Вопрос задан 28.10.2025 в 14:17. Предмет Литература. Спрашивает Воробьева Лера.

Придумать рассказ про мальчика.

Перейти к ответам

Ответы на вопрос

Отвечает Турова Настя.

Поделюсь рассказом, который однажды придумал для племянника — про мальчика, который учился слышать тишину.


Когда мне было девять, меня звали Лёша, и я жил в маленьком приморском посёлке, где ветер так уверенно свистел в щёлках окон, что можно было подумать: это у нас в доме живёт флейтист и у него всё время плохое настроение. Наш дом стоял на улице, упиравшейся в край земли — за забором начинался обрыв, под ним шумело море, а чуть поодаль торчал белый маяк. Я его боялся. Не самого маяка — неба над ним. Казалось, стоит подняться туда, в плоское, серое, холодное небо, и с тебя слетит тёплая куртка, пальцы разожмутся сами, а шаг — и всё.

Дед работал на маяке. Не сторожем, как говорил папа, а «смотрителем». Говорил, что маяк — это глаз. Его нужно вытирать от соли, кормить электричеством и разговаривать с ним ночами, чтобы он не заскучал. Дед умел разговаривать с вещами: с чайником, с глиняным горшком и даже с моими кроссовками, когда те упрямились и не хотели становиться чистыми. Я, если честно, считал, что он всё придумывает. Но однажды он сказал: «Возьми-ка, Лёша, пустую банку из-под варенья, приложи к уху у маяка и послушай, что он скажет». Я покрутил пальцем у виска — про себя, чтобы не обидеть, — и не взял. Стыдно признаться, но я вообще старался не подходить ближе, чем на десять шагов к дверям маяка: вдруг позовут внутрь, а там лестница, завитая в спираль, и всё — у меня сгибаются колени, темнеет в глазах.

В тот октябрьский вечер ветер шёл с моря какой-то неровный, как будто натыкался на невидимые стены. Небо висело низко, пахло мокрым железом. Дед уже ушёл на смену, а мама попросила меня отнести ему пирожки — «ещё тёплые, предупреди, чтобы не обжёгся». Я завернул пирожки в полотенце и пошёл, как мне казалось, совершенно спокойно. До двери дошёл — ни разу не споткнулся. Пальцы легли на холодную ручку, и тут внутри, сверху, что-то глухо ударило, будто кто-то уронил большую книгу. Я вздрогнул, но толкнул дверь: раз уж пришёл.

Внутри маяк пах солью, керосином и чаем. Лестница поднималась вверх, как закрученная лента. Я сделал два шага — три — пять. На шестом ступени начали слегка дрожать, и я понял, что это не ступени, а мои колени. «Глупости, — сказал себе, — ты просто несёшь пирожки. Если уронишь, дед расстроится». Стало легче. Я шел и считал: семь, восемь, девять… На пятнадцатой ступени услышал, как ветер ударил в стекло там, наверху, и протянулся длинной жалобной нотой. Я остановился и повернулся вниз. И зря: подо мной уже был целый виток лестницы, и мир поехал — он повернулся на бок, и я вместе с ним. Пришлось присесть, прижаться ладонями к железному поручню. Пирожки упирались мне в подбородок, пахли капустой и яблоками. «Поднимись, Лёша, — говорил я себе, — просто поднимись». И поднялся.

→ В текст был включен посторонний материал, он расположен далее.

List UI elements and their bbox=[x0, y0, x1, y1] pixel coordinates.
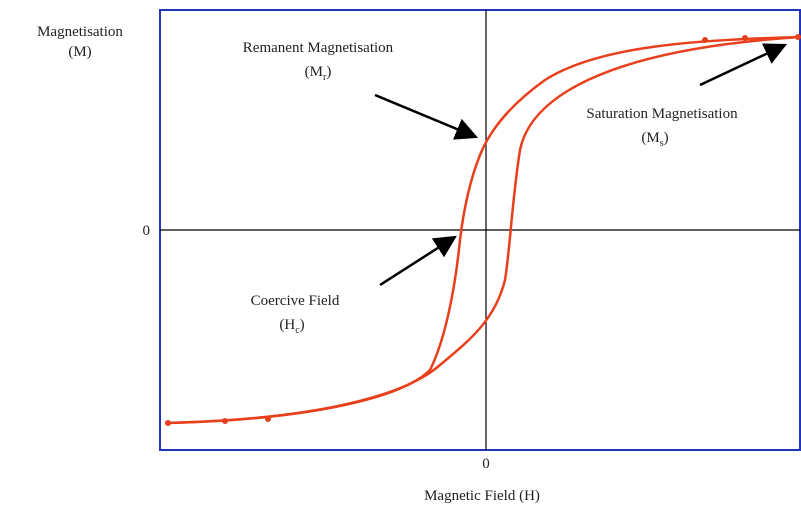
symbol-open: (H bbox=[279, 317, 295, 333]
x-zero: 0 bbox=[482, 456, 490, 472]
annotation-symbol: (Mr) bbox=[305, 64, 332, 83]
point bbox=[222, 418, 228, 424]
symbol-sub: r bbox=[323, 72, 327, 83]
symbol-open: (M bbox=[305, 64, 323, 80]
symbol-close: ) bbox=[664, 130, 669, 146]
symbol-open: (M bbox=[641, 130, 659, 146]
loop-points bbox=[165, 34, 801, 426]
arrow-coercive bbox=[379, 235, 457, 287]
hysteresis-loop bbox=[164, 35, 801, 425]
y-zero: 0 bbox=[143, 223, 151, 239]
annotation-title: Saturation Magnetisation bbox=[586, 106, 738, 122]
annotation-symbol: (Ms) bbox=[641, 130, 668, 149]
symbol-sub: s bbox=[660, 138, 664, 149]
arrow-remanent bbox=[374, 93, 479, 140]
symbol-close: ) bbox=[300, 317, 305, 333]
point bbox=[702, 37, 708, 43]
arrows bbox=[374, 43, 788, 287]
y-axis-title: Magnetisation bbox=[37, 24, 123, 40]
point bbox=[265, 416, 271, 422]
lower-branch bbox=[164, 35, 801, 425]
symbol-close: ) bbox=[326, 64, 331, 80]
annotation-title: Remanent Magnetisation bbox=[243, 40, 394, 56]
symbol-sub: c bbox=[295, 325, 300, 336]
x-axis-title: Magnetic Field (H) bbox=[424, 488, 540, 504]
annotation-symbol: (Hc) bbox=[279, 317, 304, 336]
point bbox=[165, 420, 171, 426]
point bbox=[795, 34, 801, 40]
point bbox=[742, 35, 748, 41]
y-axis-symbol: (M) bbox=[68, 44, 91, 60]
annotation-title: Coercive Field bbox=[251, 293, 340, 309]
arrow-saturation bbox=[699, 43, 788, 87]
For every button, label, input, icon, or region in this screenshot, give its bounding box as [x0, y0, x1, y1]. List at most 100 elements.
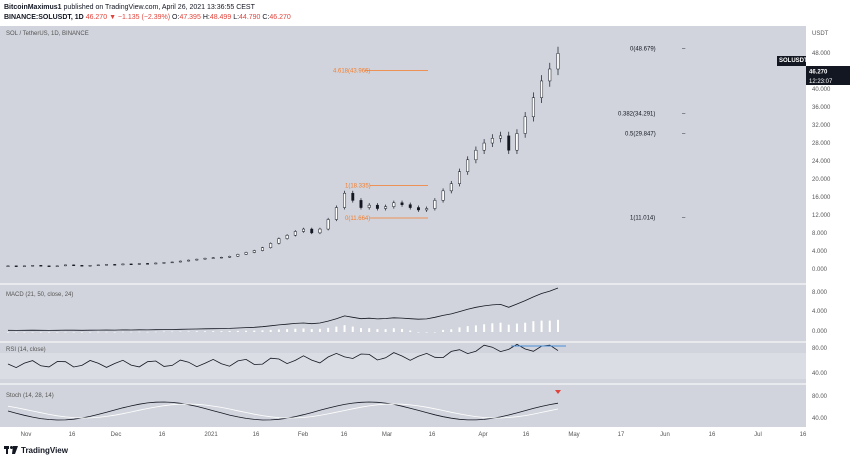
- macd-bar: [540, 320, 543, 332]
- close-value: 46.270: [269, 14, 291, 21]
- price-axis[interactable]: USDT 0.000 4.000 8.000 12.000 16.000 20.…: [806, 26, 850, 440]
- macd-bar: [39, 332, 42, 333]
- time-tick-label: 16: [341, 432, 348, 438]
- macd-bar: [121, 331, 124, 333]
- macd-bar: [31, 331, 34, 333]
- macd-bar: [417, 332, 420, 333]
- time-tick-label: 16: [429, 432, 436, 438]
- candle-body: [441, 190, 445, 201]
- tradingview-logo[interactable]: TradingView: [4, 446, 68, 455]
- candle-body: [170, 261, 174, 264]
- macd-bar: [80, 332, 83, 333]
- candle-body: [384, 206, 388, 209]
- time-axis[interactable]: Nov 16 Dec 16 2021 16 Feb 16 Mar 16 Apr 16 May 17 Jun 1…: [0, 427, 850, 440]
- candle-body: [433, 200, 437, 209]
- candle-body: [310, 228, 314, 234]
- candle-body: [22, 265, 26, 267]
- candle-body: [367, 204, 371, 208]
- price-tag-time-box: [806, 76, 850, 85]
- macd-bar: [343, 325, 346, 332]
- macd-bar: [105, 331, 108, 333]
- price-tag-box: [806, 66, 850, 76]
- macd-line: [7, 287, 559, 331]
- stoch-pane: Stoch (14, 28, 14): [6, 390, 561, 421]
- candle-body: [72, 264, 76, 266]
- macd-bar: [318, 328, 321, 332]
- tradingview-logo-icon: [4, 446, 18, 454]
- macd-tick-4: 4.000: [812, 309, 828, 315]
- fib-05-tick: –: [682, 132, 686, 138]
- candle-body: [400, 202, 404, 205]
- candle-body: [129, 263, 133, 265]
- time-tick-label: Nov: [21, 432, 32, 438]
- chart-header: BitcoinMaximus1 published on TradingView…: [0, 0, 850, 26]
- candle-body: [425, 208, 429, 211]
- stoch-tick-80: 80.00: [812, 394, 828, 400]
- macd-tick-8: 8.000: [812, 290, 828, 296]
- publish-info: BitcoinMaximus1 published on TradingView…: [4, 3, 255, 12]
- time-tick-label: 17: [618, 432, 625, 438]
- chart-svg[interactable]: SOL / TetherUS, 1D, BINANCE 4.618(43.966…: [0, 26, 806, 440]
- price-tag-time: 12:23:07: [809, 79, 833, 85]
- candle-body: [507, 135, 511, 151]
- macd-bar: [524, 322, 527, 332]
- candle-body: [228, 256, 232, 258]
- last-price: 46.270: [85, 14, 108, 21]
- price-tick-4: 4.000: [812, 249, 828, 255]
- candle-body: [277, 238, 281, 244]
- rsi-pane: RSI (14, close): [0, 343, 806, 379]
- macd-bar: [392, 328, 395, 332]
- macd-bar: [327, 327, 330, 332]
- candle-body: [326, 219, 330, 230]
- rsi-line: [7, 343, 559, 369]
- change-value: ▼ −1.135 (−2.39%): [109, 14, 171, 21]
- macd-bar: [458, 327, 461, 332]
- macd-bar: [162, 331, 165, 333]
- fib-05-label: 0.5(29.847): [625, 132, 656, 138]
- candle-body: [6, 265, 10, 267]
- time-tick-label: 16: [800, 432, 807, 438]
- price-tick-24: 24.000: [812, 159, 831, 165]
- chart-area[interactable]: SOL / TetherUS, 1D, BINANCE 4.618(43.966…: [0, 26, 806, 440]
- macd-bar: [384, 329, 387, 332]
- symbol-tag: SOLUSDT: [777, 56, 808, 66]
- author-name[interactable]: BitcoinMaximus1: [4, 4, 62, 11]
- candle-body: [261, 247, 264, 251]
- price-tag-value: 46.270: [809, 70, 828, 76]
- macd-bar: [212, 331, 215, 332]
- candle-body: [482, 142, 486, 151]
- candle-body: [515, 133, 519, 151]
- macd-bar: [548, 320, 551, 332]
- time-tick-label: 16: [253, 432, 260, 438]
- macd-bar: [277, 329, 280, 332]
- macd-bar: [113, 331, 116, 333]
- candle-body: [458, 171, 461, 184]
- main-price-pane: SOL / TetherUS, 1D, BINANCE 4.618(43.966…: [6, 31, 686, 267]
- macd-bar: [97, 331, 100, 333]
- fib-small-1-label: 1(18.335): [345, 184, 371, 190]
- stoch-d-line: [7, 403, 559, 419]
- candle-body: [162, 262, 166, 264]
- close-label: C:: [262, 14, 270, 21]
- candle-body: [375, 204, 379, 209]
- macd-bar: [515, 323, 518, 332]
- candle-body: [359, 200, 363, 208]
- macd-bar: [474, 325, 477, 332]
- time-tick-label: 16: [523, 432, 530, 438]
- candle-body: [96, 264, 100, 266]
- time-tick-label: Jul: [754, 432, 762, 438]
- candle-body: [236, 254, 240, 257]
- macd-bar: [228, 331, 231, 332]
- macd-bar: [146, 331, 149, 333]
- price-tick-48: 48.000: [812, 51, 831, 57]
- candle-body: [269, 243, 273, 248]
- candle-body: [195, 258, 199, 261]
- candle-body: [105, 264, 108, 266]
- price-tick-16: 16.000: [812, 195, 831, 201]
- macd-bar: [532, 321, 535, 332]
- candle-series: [6, 46, 560, 267]
- price-tick-36: 36.000: [812, 105, 831, 111]
- candle-body: [408, 204, 412, 208]
- candle-body: [211, 257, 215, 259]
- candle-body: [244, 252, 248, 255]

Дед встретил меня в стеклянной башенке, где тихо гудела лампа. Он улыбнулся, взял пирожки, подул на пальцы — скорее по привычке — и кивнул на стол: «Садись. Слышишь, как он сегодня? Будто горло простудил». Я слушал и слышал только ветер и своё собственное сердце. «Не слышу», — честно признался я. Дед улыбнулся иначе: не весело, а как учитель, которому попался упорный ученик. Он открыл ящик и достал пустую банку из-под вишнёвого варенья, приложил к стеклу и подал мне: «Попробуй так. Иногда, чтобы услышать, нужно дать тишине комнату». Я приложил банку к уху. На дне банки тихо шуршал мир. Сквозь это шуршание я вдруг уловил что-то, похожее на кашель: лампа, едва заметно, потрескивала. Дед коснулся ладонью корпуса: «Сырость лезет. Придётся на ночь прогреть». Я кивнул, сделав вид, что всё понял.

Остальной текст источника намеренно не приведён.